Selon plusieurs éléments révélés, la procédure vise à examiner d’éventuelles fautes de gestion liées à l’utilisation de fonds publics au sein de cet équipement emblématique dédié à la mémoire de l’esclavage. En tant que président du conseil d’administration de l’établissement, Ary Chalus est directement concerné, aux côtés de deux anciennes responsables administratives.
Des dérives financières préoccupantes
Au cœur du dossier, des pratiques jugées particulièrement contestables par les magistrats financiers. Onze salariés auraient ainsi continué à percevoir leur rémunération pendant près de deux ans sans exercer leur activité, malgré une remise en cause de leur droit de retrait par la médecine du travail. Le montant total de ces versements est estimé à plus de 600 000 euros.

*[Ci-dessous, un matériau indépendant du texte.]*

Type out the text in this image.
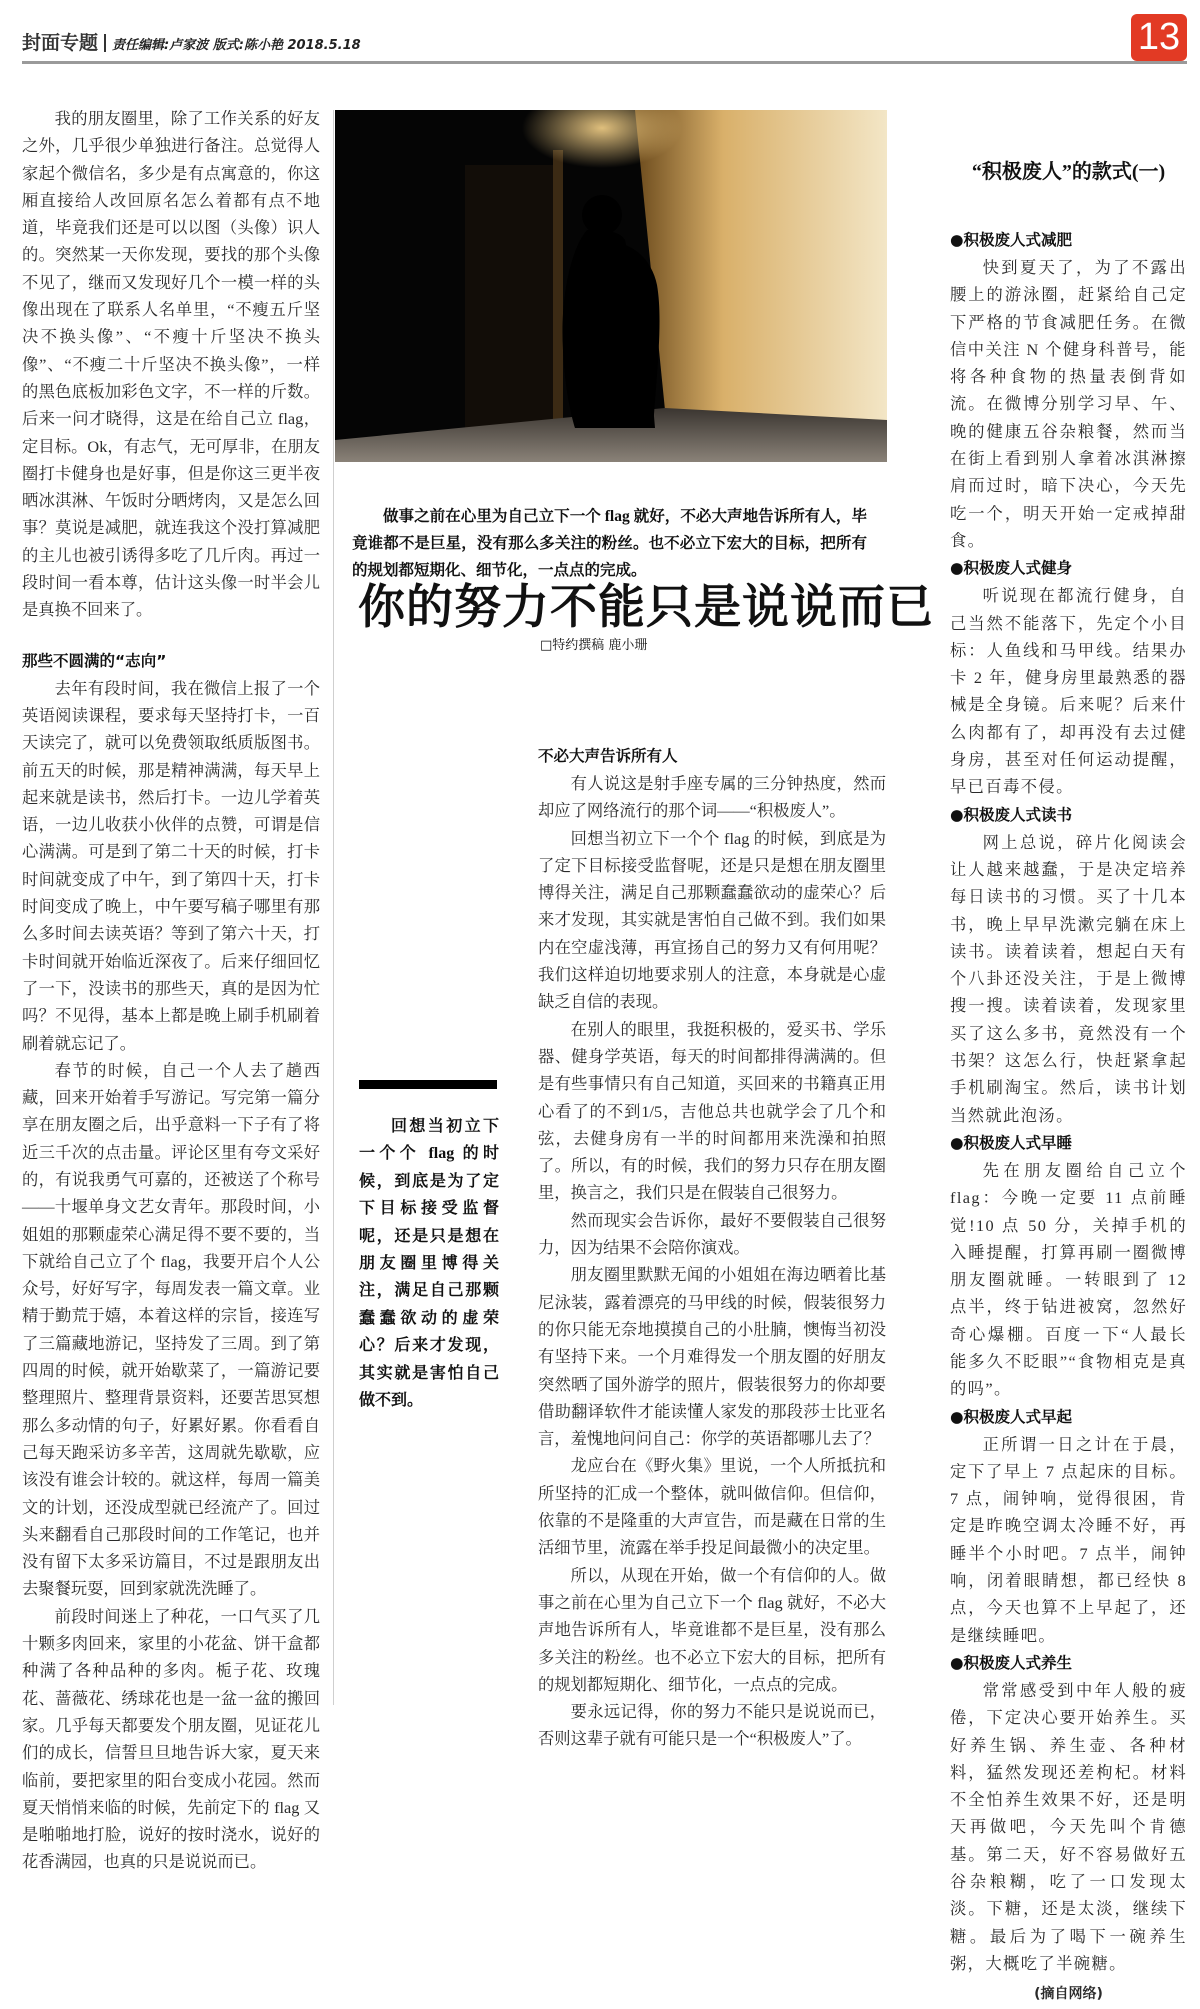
封面专题 责任编辑:卢家波 版式:陈小艳 2018.5.18	13

我的朋友圈里，除了工作关系的好友之外，几乎很少单独进行备注。总觉得人家起个微信名，多少是有点寓意的，你这厢直接给人改回原名怎么着都有点不地道，毕竟我们还是可以以图（头像）识人的。突然某一天你发现，要找的那个头像不见了，继而又发现好几个一模一样的头像出现在了联系人名单里，“不瘦五斤坚决不换头像”、“不瘦十斤坚决不换头像”、“不瘦二十斤坚决不换头像”，一样的黑色底板加彩色文字，不一样的斤数。后来一问才晓得，这是在给自己立 flag，定目标。Ok，有志气，无可厚非，在朋友圈打卡健身也是好事，但是你这三更半夜晒冰淇淋、午饭时分晒烤肉，又是怎么回事？莫说是减肥，就连我这个没打算减肥的主儿也被引诱得多吃了几斤肉。再过一段时间一看本尊，估计这头像一时半会儿是真换不回来了。

那些不圆满的“志向”

去年有段时间，我在微信上报了一个英语阅读课程，要求每天坚持打卡，一百天读完了，就可以免费领取纸质版图书。前五天的时候，那是精神满满，每天早上起来就是读书，然后打卡。一边儿学着英语，一边儿收获小伙伴的点赞，可谓是信心满满。可是到了第二十天的时候，打卡时间就变成了中午，到了第四十天，打卡时间变成了晚上，中午要写稿子哪里有那么多时间去读英语？等到了第六十天，打卡时间就开始临近深夜了。后来仔细回忆了一下，没读书的那些天，真的是因为忙吗？不见得，基本上都是晚上刷手机刷着刷着就忘记了。

春节的时候，自己一个人去了趟西藏，回来开始着手写游记。写完第一篇分享在朋友圈之后，出乎意料一下子有了将近三千次的点击量。评论区里有夸文采好的，有说我勇气可嘉的，还被送了个称号——十堰单身文艺女青年。那段时间，小姐姐的那颗虚荣心满足得不要不要的，当下就给自己立了个 flag，我要开启个人公众号，好好写字，每周发表一篇文章。业精于勤荒于嬉，本着这样的宗旨，接连写了三篇藏地游记，坚持发了三周。到了第四周的时候，就开始歇菜了，一篇游记要整理照片、整理背景资料，还要苦思冥想那么多动情的句子，好累好累。你看看自己每天跑采访多辛苦，这周就先歇歇，应该没有谁会计较的。就这样，每周一篇美文的计划，还没成型就已经流产了。回过头来翻看自己那段时间的工作笔记，也并没有留下太多采访篇目，不过是跟朋友出去聚餐玩耍，回到家就洗洗睡了。

前段时间迷上了种花，一口气买了几十颗多肉回来，家里的小花盆、饼干盒都种满了各种品种的多肉。栀子花、玫瑰花、蔷薇花、绣球花也是一盆一盆的搬回家。几乎每天都要发个朋友圈，见证花儿们的成长，信誓旦旦地告诉大家，夏天来临前，要把家里的阳台变成小花园。然而夏天悄悄来临的时候，先前定下的 flag 又是啪啪地打脸，说好的按时浇水，说好的花香满园，也真的只是说说而已。

做事之前在心里为自己立下一个 flag 就好，不必大声地告诉所有人，毕竟谁都不是巨星，没有那么多关注的粉丝。也不必立下宏大的目标，把所有的规划都短期化、细节化，一点点的完成。

你的努力不能只是说说而已
□特约撰稿 鹿小珊

回想当初立下一个个 flag 的时候，到底是为了定下目标接受监督呢，还是只是想在朋友圈里博得关注，满足自己那颗蠢蠢欲动的虚荣心？后来才发现，其实就是害怕自己做不到。

不必大声告诉所有人

有人说这是射手座专属的三分钟热度，然而却应了网络流行的那个词——“积极废人”。

回想当初立下一个个 flag 的时候，到底是为了定下目标接受监督呢，还是只是想在朋友圈里博得关注，满足自己那颗蠢蠢欲动的虚荣心？后来才发现，其实就是害怕自己做不到。我们如果内在空虚浅薄，再宣扬自己的努力又有何用呢？我们这样迫切地要求别人的注意，本身就是心虚缺乏自信的表现。

在别人的眼里，我挺积极的，爱买书、学乐器、健身学英语，每天的时间都排得满满的。但是有些事情只有自己知道，买回来的书籍真正用心看了的不到1/5，吉他总共也就学会了几个和弦，去健身房有一半的时间都用来洗澡和拍照了。所以，有的时候，我们的努力只存在朋友圈里，换言之，我们只是在假装自己很努力。

然而现实会告诉你，最好不要假装自己很努力，因为结果不会陪你演戏。

朋友圈里默默无闻的小姐姐在海边晒着比基尼泳装，露着漂亮的马甲线的时候，假装很努力的你只能无奈地摸摸自己的小肚腩，懊悔当初没有坚持下来。一个月难得发一个朋友圈的好朋友突然晒了国外游学的照片，假装很努力的你却要借助翻译软件才能读懂人家发的那段莎士比亚名言，羞愧地问问自己：你学的英语都哪儿去了？

龙应台在《野火集》里说，一个人所抵抗和所坚持的汇成一个整体，就叫做信仰。但信仰，依靠的不是隆重的大声宣告，而是藏在日常的生活细节里，流露在举手投足间最微小的决定里。

所以，从现在开始，做一个有信仰的人。做事之前在心里为自己立下一个 flag 就好，不必大声地告诉所有人，毕竟谁都不是巨星，没有那么多关注的粉丝。也不必立下宏大的目标，把所有的规划都短期化、细节化，一点点的完成。

要永远记得，你的努力不能只是说说而已，否则这辈子就有可能只是一个“积极废人”了。

“积极废人”的款式(一)

●积极废人式减肥

快到夏天了，为了不露出腰上的游泳圈，赶紧给自己定下严格的节食减肥任务。在微信中关注 N 个健身科普号，能将各种食物的热量表倒背如流。在微博分别学习早、午、晚的健康五谷杂粮餐，然而当在街上看到别人拿着冰淇淋擦肩而过时，暗下决心，今天先吃一个，明天开始一定戒掉甜食。

●积极废人式健身

听说现在都流行健身，自己当然不能落下，先定个小目标：人鱼线和马甲线。结果办卡 2 年，健身房里最熟悉的器械是全身镜。后来呢？后来什么肉都有了，却再没有去过健身房，甚至对任何运动提醒，早已百毒不侵。

●积极废人式读书

网上总说，碎片化阅读会让人越来越蠢，于是决定培养每日读书的习惯。买了十几本书，晚上早早洗漱完躺在床上读书。读着读着，想起白天有个八卦还没关注，于是上微博搜一搜。读着读着，发现家里买了这么多书，竟然没有一个书架？这怎么行，快赶紧拿起手机刷淘宝。然后，读书计划当然就此泡汤。

●积极废人式早睡

先在朋友圈给自己立个 flag：今晚一定要 11 点前睡觉!10 点 50 分，关掉手机的入睡提醒，打算再刷一圈微博朋友圈就睡。一转眼到了 12 点半，终于钻进被窝，忽然好奇心爆棚。百度一下“人最长能多久不眨眼”“食物相克是真的吗”。

●积极废人式早起

正所谓一日之计在于晨，定下了早上 7 点起床的目标。7 点，闹钟响，觉得很困，肯定是昨晚空调太冷睡不好，再睡半个小时吧。7 点半，闹钟响，闭着眼睛想，都已经快 8 点，今天也算不上早起了，还是继续睡吧。

●积极废人式养生

常常感受到中年人般的疲倦，下定决心要开始养生。买好养生锅、养生壶、各种材料，猛然发现还差枸杞。材料不全怕养生效果不好，还是明天再做吧，今天先叫个肯德基。第二天，好不容易做好五谷杂粮糊，吃了一口发现太淡。下糖，还是太淡，继续下糖。最后为了喝下一碗养生粥，大概吃了半碗糖。

(摘自网络)
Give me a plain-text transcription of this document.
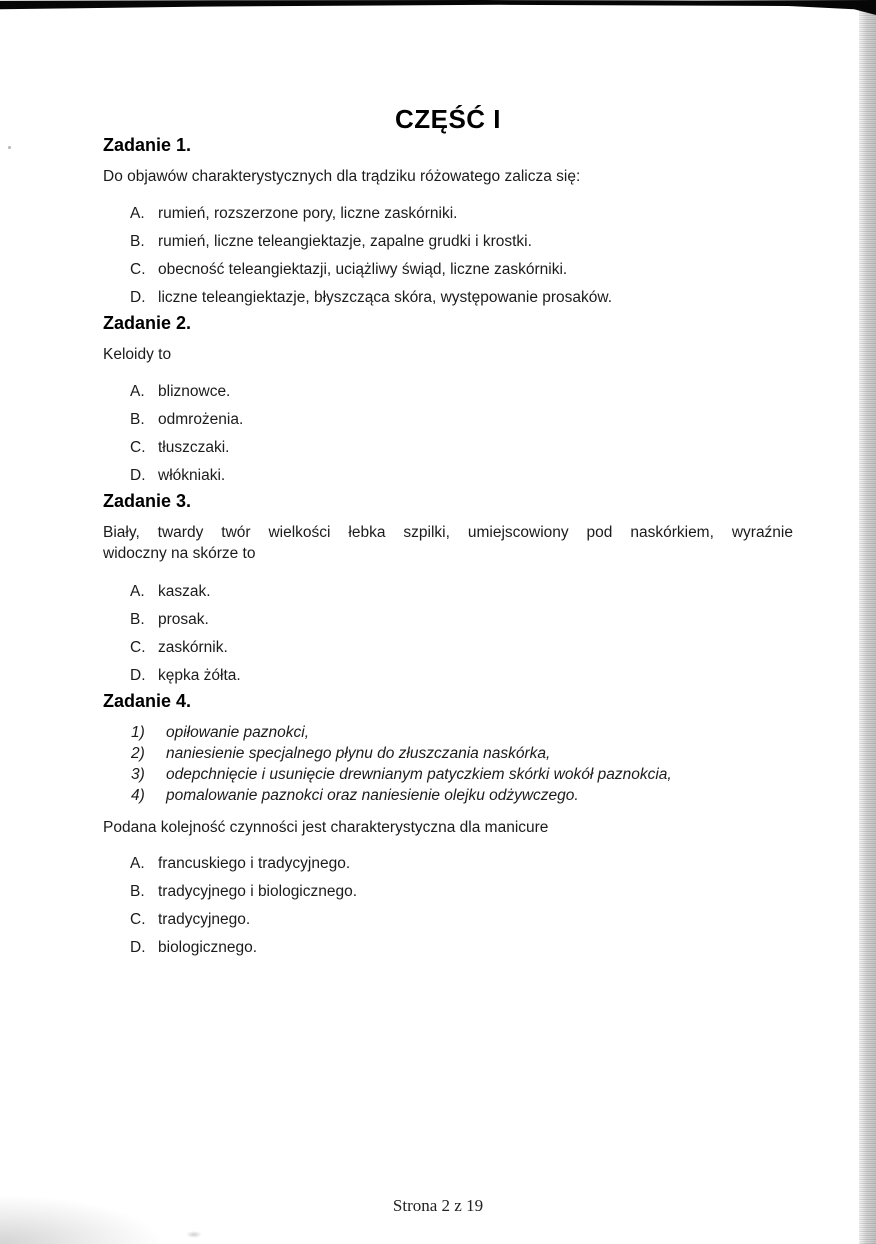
CZĘŚĆ I
Zadanie 1.

Do objawów charakterystycznych dla trądziku różowatego zalicza się:

A. rumień, rozszerzone pory, liczne zaskórniki.
B. rumień, liczne teleangiektazje, zapalne grudki i krostki.
C. obecność teleangiektazji, uciążliwy świąd, liczne zaskórniki.
D. liczne teleangiektazje, błyszcząca skóra, występowanie prosaków.
Zadanie 2.

Keloidy to

A. bliznowce.
B. odmrożenia.
C. tłuszczaki.
D. włókniaki.
Zadanie 3.

Biały, twardy twór wielkości łebka szpilki, umiejscowiony pod naskórkiem, wyraźnie
widoczny na skórze to

A. kaszak.
B. prosak.
C. zaskórnik.
D. kępka żółta.
Zadanie 4.
1)	opiłowanie paznokci,
2)	naniesienie specjalnego płynu do złuszczania naskórka,
3)	odepchnięcie i usunięcie drewnianym patyczkiem skórki wokół paznokcia,
4)	pomalowanie paznokci oraz naniesienie olejku odżywczego.

Podana kolejność czynności jest charakterystyczna dla manicure

A. francuskiego i tradycyjnego.
B. tradycyjnego i biologicznego.
C. tradycyjnego.
D. biologicznego.
Strona 2 z 19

D’autres anomalies viennent alourdir le dossier, notamment l’octroi d’augmentations salariales à ces mêmes agents en situation d’inactivité prolongée. À cela s’ajoute un manque à gagner significatif pour l’établissement, lié à l’absence de paiement de loyers par un exploitant privé entre 2019 et 2022, pour un préjudice dépassant les 130 000 euros.
Une exigence de rigueur dans l’utilisation de l’argent public
Ce nouvel épisode relance la question de la gestion des fonds publics dans les Outre-mer, où les marges budgétaires sont limitées et les attentes des populations particulièrement fortes. Dans un territoire confronté à des défis économiques majeurs, la transparence et la rigueur doivent être des principes non négociables.
L’audience devant la chambre du contentieux de la Cour des comptes devra permettre d’établir les responsabilités. À ce stade, aucune date n’a encore été fixée. Mais une chose est certaine : cette affaire s’inscrit dans un contexte où l’exigence d’exemplarité des responsables publics ne peut plus être reléguée au second plan.